I wrote about synth pioneer Thomas Dolby here today. He is now blogging and excited about what the convergence of music and the Internet is offering for musicians and their fans.
He has some great insights he posted about how the Internet media can pick up news and run with it.
Here's one point he makes concerning a personal online experience he had:
"It’s curious the way news spreads over the Internet. One bona fide news site reports an event correctly. Nine more web sites quote the first site verbatim. But the tenth adds a little wrinkle of its own to the story, a white lie. The next twenty sites that report the story include the white lie. And all of a sudden, the white lie has become a fact.
"That’s what happened to me this week. MTV News published a story, ostensibly about a row between me and another musician. At the end they mentioned that I am about to go out on tour, which is true. At least a dozen web sites and blogs picked up on the MTV story, and quoted from it directly. So far so good.

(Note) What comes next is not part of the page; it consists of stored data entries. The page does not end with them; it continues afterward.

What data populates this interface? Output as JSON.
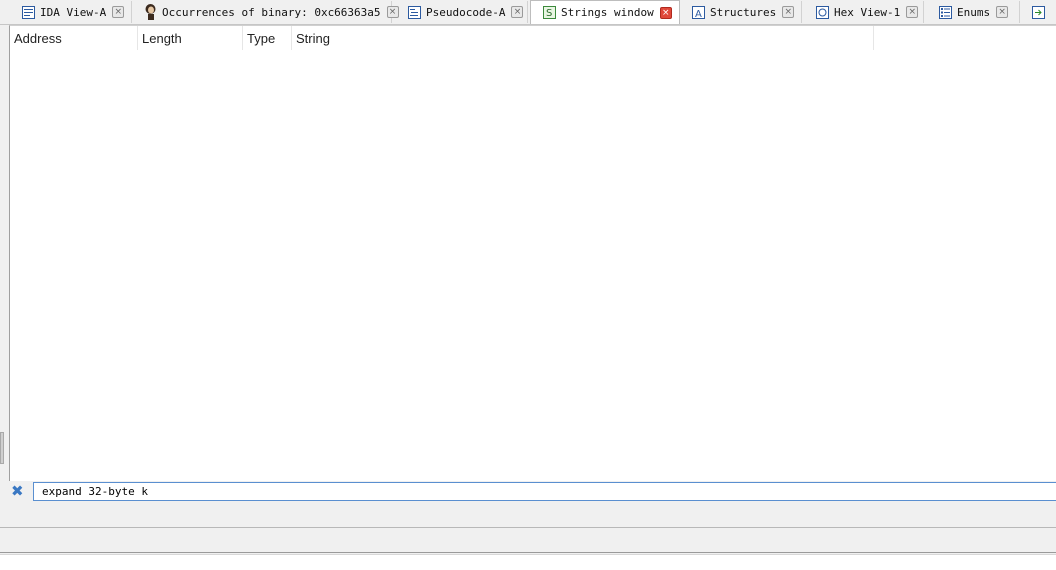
{
  "tabs": [
    {
      "label": "IDA View-A",
      "icon": "ida-view-icon",
      "close": "×"
    },
    {
      "label": "Occurrences of binary: 0xc66363a5",
      "icon": "search-person-icon",
      "close": "×"
    },
    {
      "label": "Pseudocode-A",
      "icon": "pseudocode-icon",
      "close": "×"
    },
    {
      "label": "Strings window",
      "icon": "strings-icon",
      "close": "×"
    },
    {
      "label": "Structures",
      "icon": "structures-icon",
      "close": "×"
    },
    {
      "label": "Hex View-1",
      "icon": "hex-view-icon",
      "close": "×"
    },
    {
      "label": "Enums",
      "icon": "enums-icon",
      "close": "×"
    }
  ],
  "table": {
    "columns": [
      "Address",
      "Length",
      "Type",
      "String"
    ],
    "rows": []
  },
  "filter": {
    "value": "expand 32-byte k",
    "clear_glyph": "✖"
  },
  "colors": {
    "active_close": "#e0483a",
    "filter_border": "#5a8fd0",
    "clear_icon": "#3a78c3"
  }
}
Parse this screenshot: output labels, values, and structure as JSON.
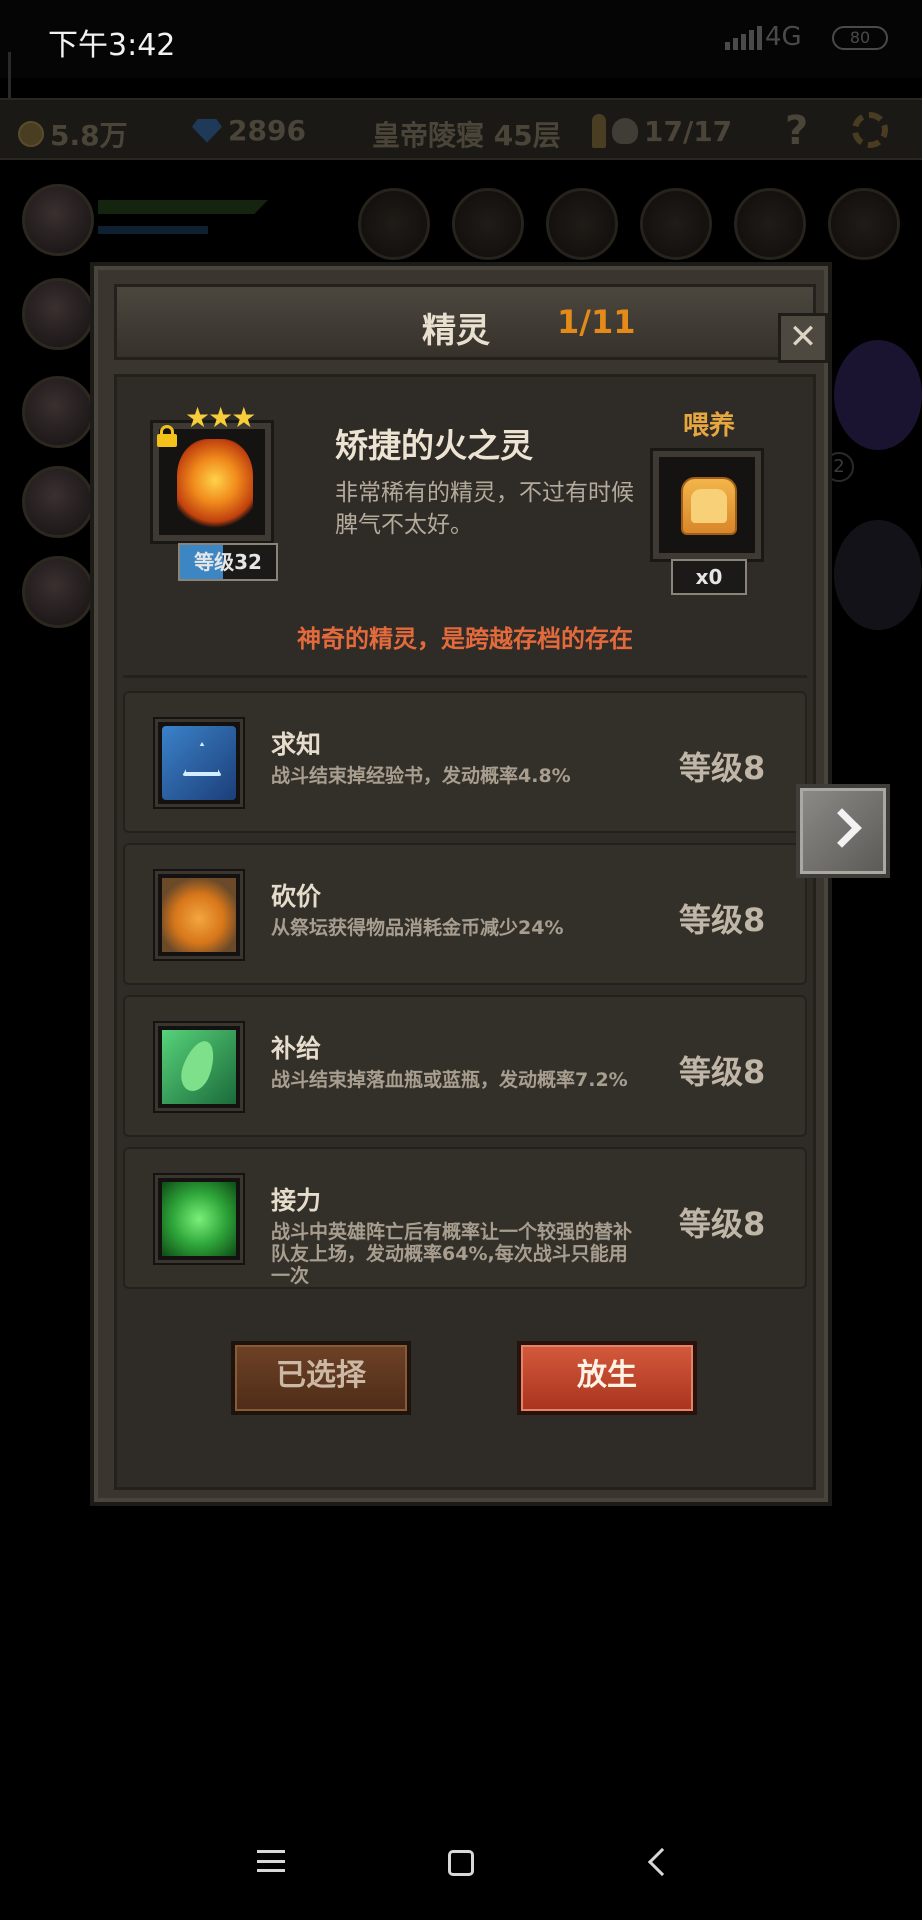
{
  "status_bar": {
    "time": "下午3:42",
    "network": "4G",
    "battery": "80"
  },
  "top_bar": {
    "gold": "5.8万",
    "gems": "2896",
    "location": "皇帝陵寝 45层",
    "kills": "17/17",
    "help": "?"
  },
  "background": {
    "badge": "2"
  },
  "dialog": {
    "title": "精灵",
    "count": "1/11",
    "close": "✕"
  },
  "spirit": {
    "stars": "★★★",
    "name": "矫捷的火之灵",
    "description": "非常稀有的精灵，不过有时候脾气不太好。",
    "level_label": "等级32",
    "level_progress": 0.45,
    "feed_label": "喂养",
    "feed_count": "x0",
    "tagline": "神奇的精灵，是跨越存档的存在"
  },
  "skills": [
    {
      "name": "求知",
      "description": "战斗结束掉经验书，发动概率4.8%",
      "level": "等级8",
      "icon": "book-icon"
    },
    {
      "name": "砍价",
      "description": "从祭坛获得物品消耗金币减少24%",
      "level": "等级8",
      "icon": "coins-icon"
    },
    {
      "name": "补给",
      "description": "战斗结束掉落血瓶或蓝瓶，发动概率7.2%",
      "level": "等级8",
      "icon": "leaf-icon"
    },
    {
      "name": "接力",
      "description": "战斗中英雄阵亡后有概率让一个较强的替补队友上场，发动概率64%,每次战斗只能用一次",
      "level": "等级8",
      "icon": "hands-icon"
    }
  ],
  "buttons": {
    "selected": "已选择",
    "release": "放生"
  },
  "colors": {
    "accent_orange": "#e38a18",
    "tagline_red": "#e36a3c",
    "release_red": "#c0442a",
    "level_blue": "#3d86c4",
    "star_gold": "#f7ce3a"
  }
}
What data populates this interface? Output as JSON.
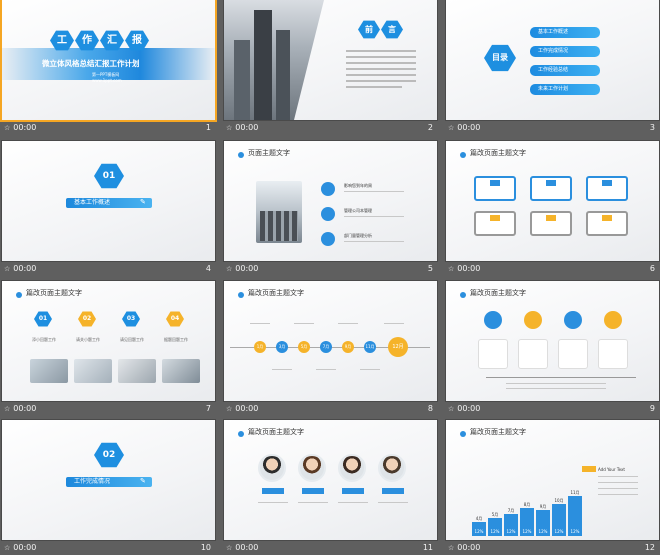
{
  "slides": [
    {
      "num": "1",
      "time": "00:00",
      "title_chars": [
        "工",
        "作",
        "汇",
        "报"
      ],
      "subtitle": "微立体风格总结汇报工作计划",
      "meta1": "第一PPT模板网",
      "meta2": "www.1ppt.com"
    },
    {
      "num": "2",
      "time": "00:00",
      "title_chars": [
        "前",
        "言"
      ]
    },
    {
      "num": "3",
      "time": "00:00",
      "title": "目录",
      "items": [
        "基本工作概述",
        "工作完成情况",
        "工作经验总结",
        "未来工作计划"
      ]
    },
    {
      "num": "4",
      "time": "00:00",
      "index": "01",
      "title": "基本工作概述"
    },
    {
      "num": "5",
      "time": "00:00",
      "header": "页面主题文字",
      "items": [
        "影响您到年的周",
        "管理公司本管理",
        "部门量管理分析"
      ]
    },
    {
      "num": "6",
      "time": "00:00",
      "header": "篇改页面主题文字"
    },
    {
      "num": "7",
      "time": "00:00",
      "header": "篇改页面主题文字",
      "indices": [
        "01",
        "02",
        "03",
        "04"
      ],
      "captions": [
        "添小回题工作",
        "请关小题工作",
        "请见回题工作",
        "据题回题工作"
      ]
    },
    {
      "num": "8",
      "time": "00:00",
      "header": "篇改页面主题文字",
      "months": [
        "1月",
        "3月",
        "5月",
        "7月",
        "9月",
        "11月",
        "12月"
      ]
    },
    {
      "num": "9",
      "time": "00:00",
      "header": "篇改页面主题文字"
    },
    {
      "num": "10",
      "time": "00:00",
      "index": "02",
      "title": "工作完成情况"
    },
    {
      "num": "11",
      "time": "00:00",
      "header": "篇改页面主题文字"
    },
    {
      "num": "12",
      "time": "00:00",
      "header": "篇改页面主题文字",
      "legend": "Add Your Text"
    }
  ],
  "chart_data": {
    "type": "bar",
    "categories": [
      "4月",
      "5月",
      "7月",
      "8月",
      "9月",
      "10月",
      "11月"
    ],
    "values": [
      12,
      12,
      12,
      12,
      12,
      12,
      12
    ],
    "title": "",
    "xlabel": "",
    "ylabel": ""
  },
  "colors": {
    "accent": "#1e8fe0",
    "accent_light": "#4ab3f0",
    "highlight": "#f5b32a",
    "background": "#5f5f5f"
  }
}
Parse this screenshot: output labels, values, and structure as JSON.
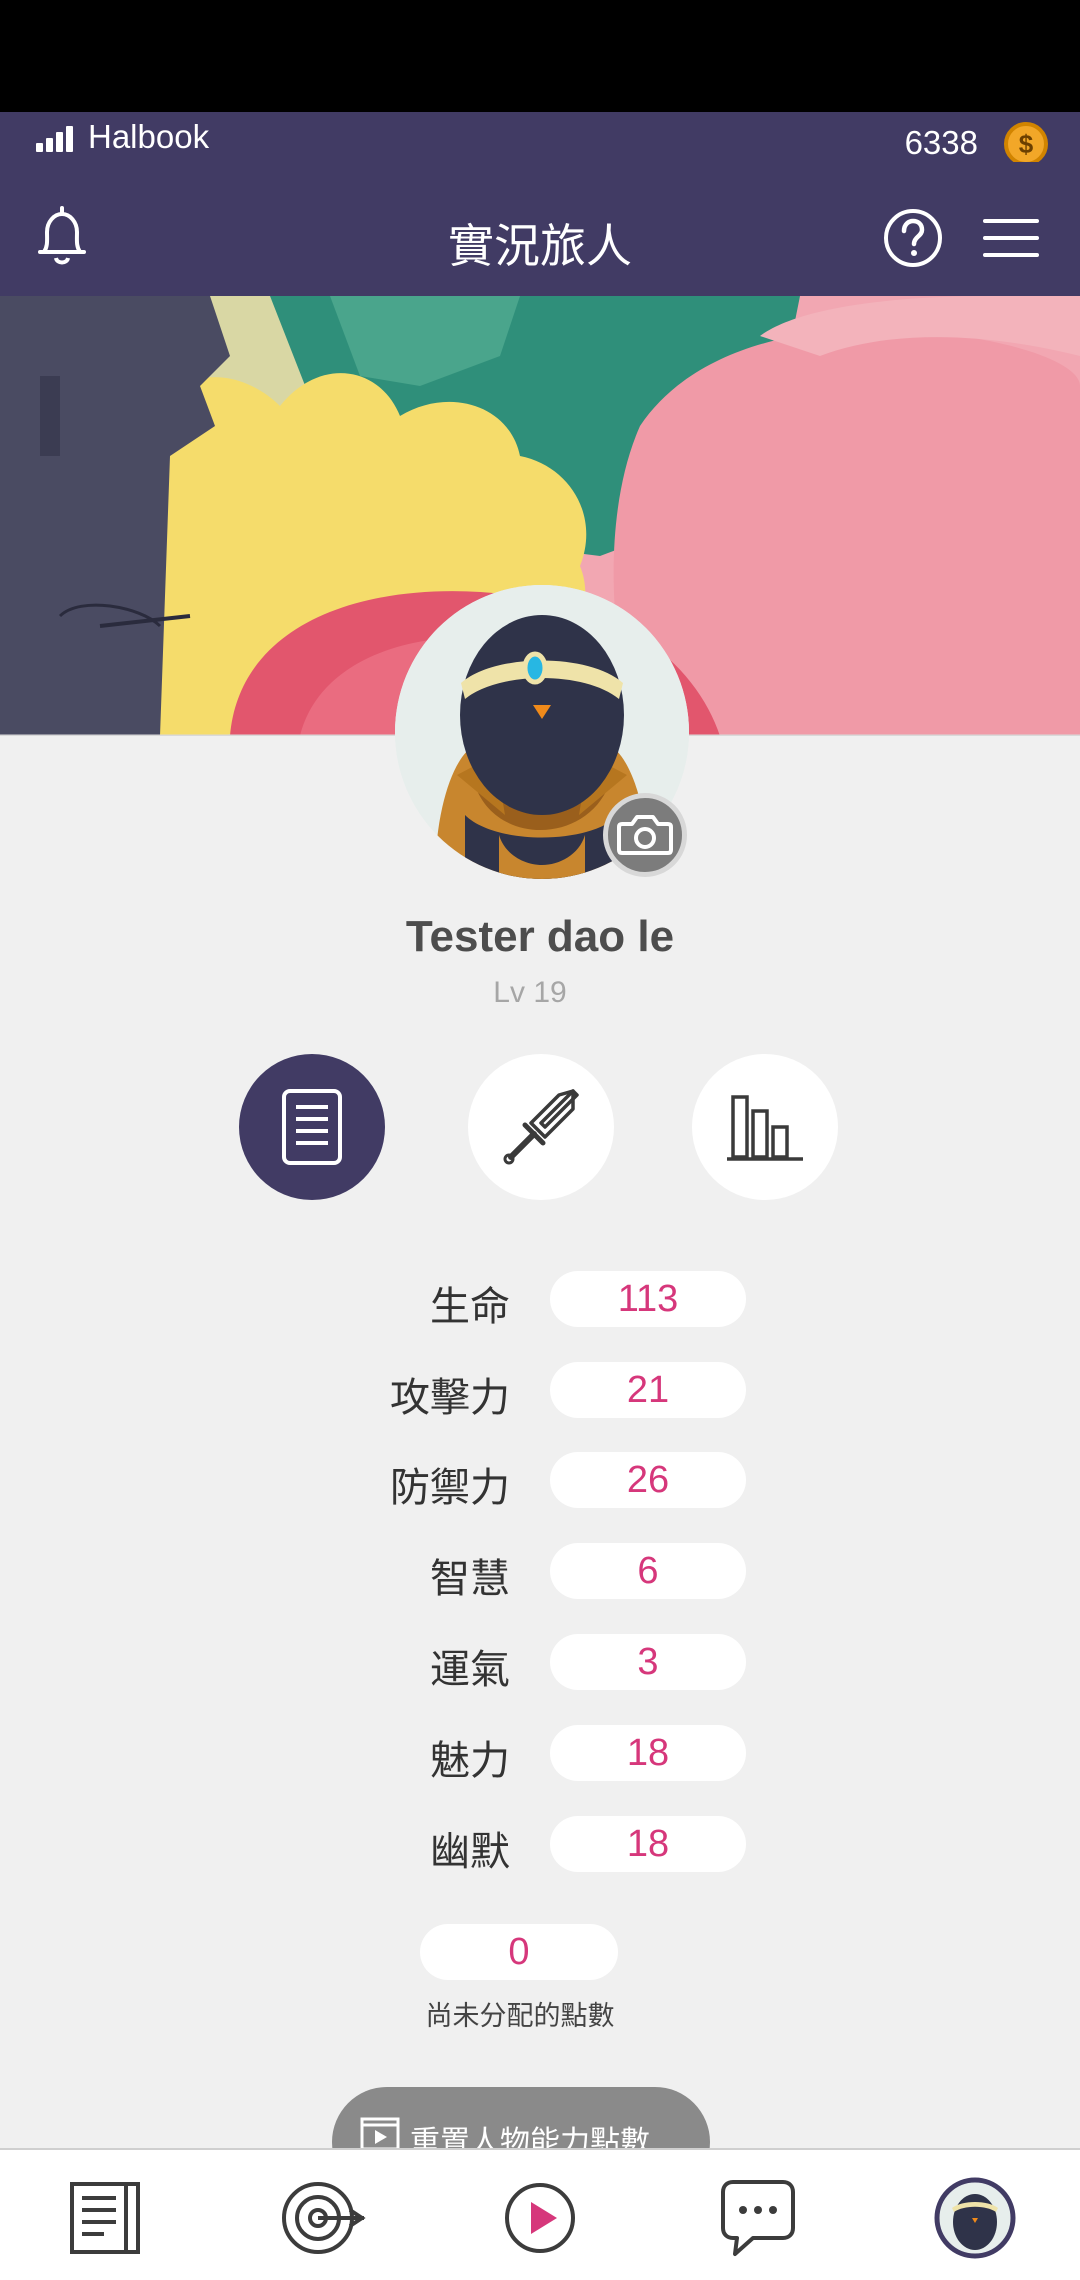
{
  "status_bar": {
    "carrier": "Halbook",
    "coins": "6338",
    "coin_symbol": "$"
  },
  "app_bar": {
    "title": "實況旅人"
  },
  "profile": {
    "name": "Tester dao le",
    "level": "Lv 19"
  },
  "tabs": [
    {
      "name": "stats-tab",
      "icon": "document-icon",
      "active": true
    },
    {
      "name": "equipment-tab",
      "icon": "sword-icon",
      "active": false
    },
    {
      "name": "ranking-tab",
      "icon": "bar-chart-icon",
      "active": false
    }
  ],
  "stats": [
    {
      "label": "生命",
      "value": "113"
    },
    {
      "label": "攻擊力",
      "value": "21"
    },
    {
      "label": "防禦力",
      "value": "26"
    },
    {
      "label": "智慧",
      "value": "6"
    },
    {
      "label": "運氣",
      "value": "3"
    },
    {
      "label": "魅力",
      "value": "18"
    },
    {
      "label": "幽默",
      "value": "18"
    }
  ],
  "unassigned": {
    "value": "0",
    "label": "尚未分配的點數"
  },
  "reset_button": {
    "label": "重置人物能力點數"
  },
  "bottom_nav": [
    "journal-icon",
    "target-icon",
    "play-icon",
    "chat-icon",
    "avatar-icon"
  ],
  "colors": {
    "primary": "#413b64",
    "accent_pink": "#d6377b",
    "coin": "#f2a728",
    "background": "#f0f0f0"
  }
}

"Then Steven D Levitt, brilliant author of the bestselling ‘Freakonomics’, mentioned in his widely-read blog that he had lunch with me in Oxford last summer. As a footnote he stated that I’m back with my first album in 15 years."
His response and the response of his agent are hilarious. First he responded with the question "Hold on–did someone say ‘album’?" He hadn't even heard of it until that moment. Then some journalists asked him if he was going to be doing any songs from the new album on the live show.
The next part is even funnier as his agent called him up and told him that he had two labels interested in distributing it. He added that he really was serious that it happened that way.
His final comments were: "All this has happened in the space of three days. I think I like this accelerated way of working! At this rate I’ll be able to skip the laborious part where you have to actually write and record the songs, and fast forward to the bit where I’m sitting on a white sand beach with a long drink, reading all the great reviews and admiring my fat royalty check."
There are two great points he actually makes here. First, there are those that seem to think that success will happen that way without the work aspect, I like how he pokes fun at that. And also the reality of how something can, if done right, really make things happen virally in the current interactive and community strengths that the Internet represents.
It's a great lesson in how things can be marketed and spread on the Internet, in spite of if you're not even trying.